There's something to be said for online forums; intrigued by mention of an "international" keyboard for the Dell Mini 9 (Inspiron 910) in the UbuntuMini group, I set out to learn more about this wonder. Found it. Note the keyboard layout differences -- [{ and }] and the | pipe etc. are no longer modifier-required keys, but honest-to-gods standalone plastic. If you've ever programmed, or authored a document in LaTeX, etc., you'll quickly realize the person who designed the standard US keyboard for the Mini 9 ... hasn't. The "fixed" keyboard is en route to me as I type this, $23 shipped to California, Dell part number U061H, described as: Keyboard,66,US-INTL,Single Pointing,Qiao Hong,Windows. Looking forward to it.

Thursday, July 2, 2009

Your world in your pocket

I've been excited by the idea of a truly portable operating environment for a while. I'd love to be able to sit down at any workstation and fire up my world -- my documents, my web browser bookmarks, everything. We're a long way away from that still (I'd love for everything to be in some sort of reliable, secure, always-on inexpensive cloud, with native-desktop-speed access to that...), but getting closer.

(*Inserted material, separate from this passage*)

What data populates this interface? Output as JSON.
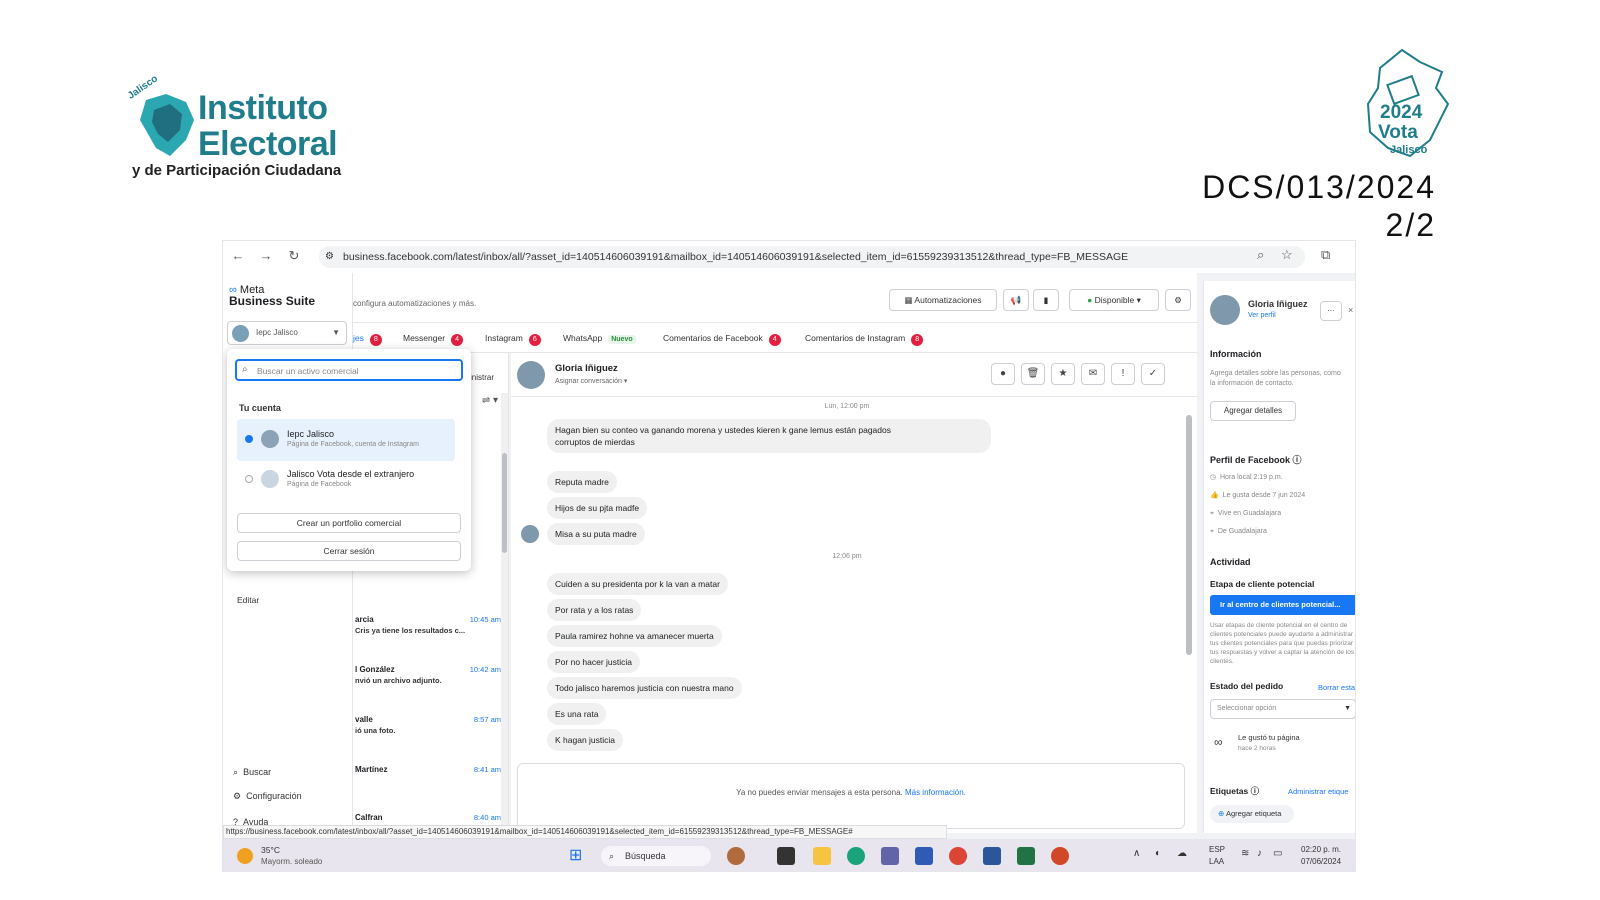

I'm theoretically entering a situation where I won't have access to my personal computers, but will have access to workstations in an unknown but presumed locked down configuration -- pretty typical for many who access the world through libraries, university (or high school) computer labs, want a way to catch up on personal email during lunch breaks at the office, at a business center at a hotel, whatever. (Always adhering to the local usage and access policies, of course!) Being able to fire up my VPN and encrypted volumes to have secure access to my work is a Good Thing.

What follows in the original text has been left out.